Note that we crate our own futures in that example. The next step is to use std::futures::Future which can be run on any runtime (not only our own). You can see the changes here: https://github.com/cfsamson/examples-futures/blob/TokioFut/src/main.rs

(just remember that we use tokio here so we can remove our own executor).

FYI: this is just a first draft and still work in progress.

cfsamson avatar Jan 20 '20 20:01 cfsamson

That is pretty cool, will check them out 👍 And thanks for the detailed reply. I think I get what the later part means. Just the part where you saying "we won't use futures inside our thread" with example like:

thread::spawn(|| {                               
    let mut text = String::new();
    socket.read_to_string(&mut text);   // line 3
    t_yield();                          // line 4
    println!("{}", text);
}

wouldn't line 3 will already block the running thread reaching line 4? So this wouldn't really work as some async call? Perhaps you meant that read_to_string() would be some function (either really do io or fake method) the user implements, which also havs a t_yield(); somewhere in it's block?

Sorry I am still a bit confused with all this. Perhaps I should wait when you have some other gitbooks read on those topics to learn :)

liufuyang avatar Jan 20 '20 20:01 liufuyang

No problem. It's not that easy either :) And bear in mind that I'm thinking out loud here, so there might be some places I'm not 100% correct.

I meant that socket.read_to_string(&mut text); is something we implement so it's not blocking (i.e. we don't use the Socket in stdlib, but create our own and provide our own Read implementation for that).

Our implementation could instead register interest in an event on this socket with our Reactor and pass a Waker to wake up the thread again. That way it wouldn't block our OS-thread.
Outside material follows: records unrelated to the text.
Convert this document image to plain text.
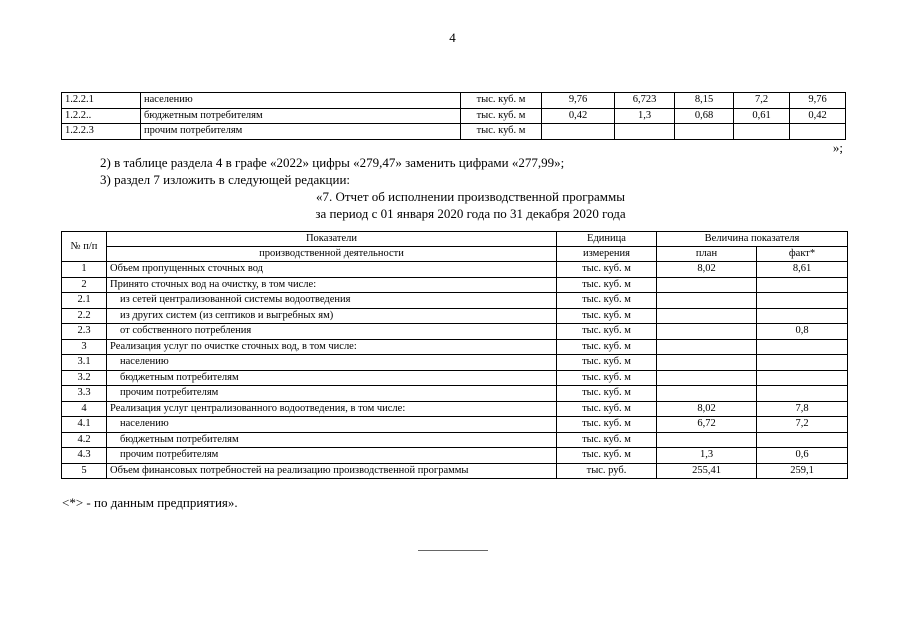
4
1.2.2.1	населению	тыс. куб. м	9,76	6,723	8,15	7,2	9,76
1.2.2..	бюджетным потребителям	тыс. куб. м	0,42	1,3	0,68	0,61	0,42
1.2.2.3	прочим потребителям	тыс. куб. м					
»;
2) в таблице раздела 4 в графе «2022» цифры «279,47» заменить цифрами «277,99»;
3) раздел 7 изложить в следующей редакции:
«7. Отчет об исполнении производственной программы
за период с 01 января 2020 года по 31 декабря 2020 года
№ п/п	Показатели	Единица	Величина показателя	
	производственной деятельности	измерения	план	факт*
1	Объем пропущенных сточных вод	тыс. куб. м	8,02	8,61
2	Принято сточных вод на очистку, в том числе:	тыс. куб. м		
2.1	из сетей централизованной системы водоотведения	тыс. куб. м		
2.2	из других систем (из септиков и выгребных ям)	тыс. куб. м		
2.3	от собственного потребления	тыс. куб. м		0,8
3	Реализация услуг по очистке сточных вод, в том числе:	тыс. куб. м		
3.1	населению	тыс. куб. м		
3.2	бюджетным потребителям	тыс. куб. м		
3.3	прочим потребителям	тыс. куб. м		
4	Реализация услуг централизованного водоотведения, в том числе:	тыс. куб. м	8,02	7,8
4.1	населению	тыс. куб. м	6,72	7,2
4.2	бюджетным потребителям	тыс. куб. м		
4.3	прочим потребителям	тыс. куб. м	1,3	0,6
5	Объем финансовых потребностей на реализацию производственной программы	тыс. руб.	255,41	259,1
<*> - по данным предприятия».
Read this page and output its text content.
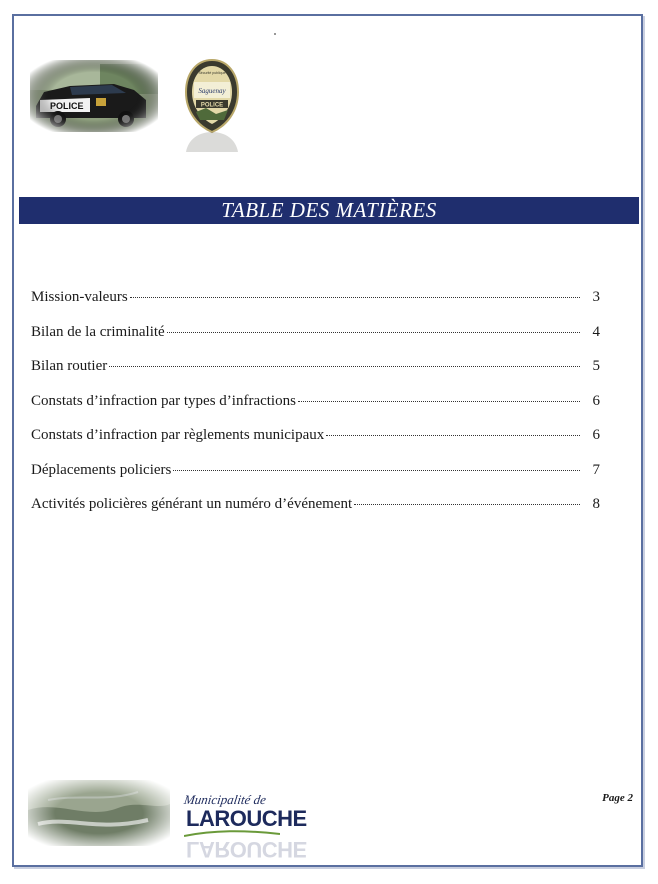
Saguenay
POLICE
Sécurité publique
TABLE DES MATIÈRES
Mission-valeurs	3
Bilan de la criminalité	4
Bilan routier	5
Constats d’infraction par types d’infractions	6
Constats d’infraction par règlements municipaux	6
Déplacements policiers	7
Activités policières générant un numéro d’événement	8
Municipalité de
LAROUCHE
LAROUCHE
Page 2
Most likely we would call t_yield inside that function as well so the user will not even "know" that their thread yields control to the scheduler, they just write code as usual. This is the great advantage of using green threads.

I have actually two more books. They're not that popular and are way too heavy (read they're a bit boring to read maybe) for most, but they do go in depth in a lot of these topics: https://cfsamson.github.io/book-exploring-async-basics/ https://app.gitbook.com/@cfsamsonbooks/s/exploring-epoll-kqueue-and-iocp/

I do however hope that the next one, about futures and executors will be a lot shorter and more fun to read.